In contrast, acceleration in an electric vehicle is exceptionally smooth and silent. To accelerate the driver adds pressure to the accelerator pedal, and that sends more electricity to the drive motor or motors causing more driving torque to be delivered to the driving wheels. Throttling back sends less power, enabling friction to slow the acceleration. The typical electric vehicle does not have a multi-gear transmission because that is not required to keep the motors operating in their appropriate ranges. Because of this and because electric vehicles don’t require combustion, an EV is inherently quieter than a gasoline-powered car. Power delivery is essentially linear versus a gasoline car that must operate within narrowly defined engine-revolution ranges facilitated by a multi-gear transmission.
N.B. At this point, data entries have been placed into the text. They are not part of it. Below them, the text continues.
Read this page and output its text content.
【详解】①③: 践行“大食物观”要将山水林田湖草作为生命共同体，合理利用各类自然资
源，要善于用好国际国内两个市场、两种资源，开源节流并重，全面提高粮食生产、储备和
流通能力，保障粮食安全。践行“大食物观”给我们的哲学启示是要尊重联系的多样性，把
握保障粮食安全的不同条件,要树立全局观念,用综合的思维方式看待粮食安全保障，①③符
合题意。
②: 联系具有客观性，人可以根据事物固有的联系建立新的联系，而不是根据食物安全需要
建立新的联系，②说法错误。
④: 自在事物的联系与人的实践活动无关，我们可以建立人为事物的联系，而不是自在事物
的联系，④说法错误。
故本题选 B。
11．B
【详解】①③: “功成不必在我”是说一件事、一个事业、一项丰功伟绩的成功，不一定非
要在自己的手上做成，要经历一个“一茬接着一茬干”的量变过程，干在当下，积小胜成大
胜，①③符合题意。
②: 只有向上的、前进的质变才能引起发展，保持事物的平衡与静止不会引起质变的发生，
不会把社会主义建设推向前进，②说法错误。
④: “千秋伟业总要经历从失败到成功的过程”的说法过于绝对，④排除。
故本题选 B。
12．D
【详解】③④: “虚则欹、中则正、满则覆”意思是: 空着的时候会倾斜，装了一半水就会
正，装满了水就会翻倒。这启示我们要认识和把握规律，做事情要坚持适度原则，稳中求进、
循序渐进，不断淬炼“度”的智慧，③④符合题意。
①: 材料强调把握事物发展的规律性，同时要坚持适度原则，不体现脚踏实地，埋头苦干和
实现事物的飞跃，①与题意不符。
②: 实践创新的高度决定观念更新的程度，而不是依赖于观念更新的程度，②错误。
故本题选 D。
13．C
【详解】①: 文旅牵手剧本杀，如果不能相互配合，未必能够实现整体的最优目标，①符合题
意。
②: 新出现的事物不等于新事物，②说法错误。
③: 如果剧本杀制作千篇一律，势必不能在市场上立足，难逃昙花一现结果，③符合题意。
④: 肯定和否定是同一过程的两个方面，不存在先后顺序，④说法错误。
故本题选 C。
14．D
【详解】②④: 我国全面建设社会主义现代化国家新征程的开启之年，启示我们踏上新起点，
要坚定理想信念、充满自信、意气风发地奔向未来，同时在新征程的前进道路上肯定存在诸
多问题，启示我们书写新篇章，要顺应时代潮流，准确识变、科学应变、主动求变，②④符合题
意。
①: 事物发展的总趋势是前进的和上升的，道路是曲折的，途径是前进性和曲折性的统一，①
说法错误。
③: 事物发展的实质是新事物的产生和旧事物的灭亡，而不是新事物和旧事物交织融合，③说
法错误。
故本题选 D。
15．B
A conventional gasoline-powered car uses brakes to enable the driver to slow and stop its motion. The brakes accomplish this by using clamping force to apply pressure to a disk that is firmly attached and acts in concert with each wheel. When the driver applies foot pressure to the brake pedal, pressure is applied to the brake calipers (clamps) that make contact with the disk. The resulting friction slows each wheel. As this process is taking place, the energy involved is released as heat. Brakes that overheat will not function properly, but that is rarely an issue in a current car being operated normally.
Most electric cars capture some of the energy involved in deceleration and braking via “regenerative brakes.” In such a system, some of the energy that is typically lost as heat is captured and fed into the vehicle’s onboard battery pack. While this adds efficiency, it can give the brakes and deceleration overall an unnatural feel as if the brakes are “grabbing” prematurely. Because of this, many of the most recent EVs allow their drivers to select the levels of regeneration they feel comfortable with, ranging from very aggressive to little or none. Higher levels of regeneration add efficiency and range but often result in an uncomfortable brake feel. Some EVs use their regenerative braking to facilitate “one-pedal driving.” With this function enabled, the driver does not need to use the brake pedal to slow or even stop the vehicle. The braking action is initiated when the driver’s foot leaves the accelerator pedal.
Because of the (sometimes substantial) weight of the battery, electric vehicles have a different feel than conventional gasoline-powered cars in handling maneuvers. The added weight of the batteries is less notable in straight-line acceleration because the virtually instant torque of an electric drive motor overcomes the weight penalty of the battery. For this reason, some EVs can accelerate with lightning quickness. This agility is supplemented by the fact that many high-powered EVs use all-wheel drive to aid traction and “hook up.”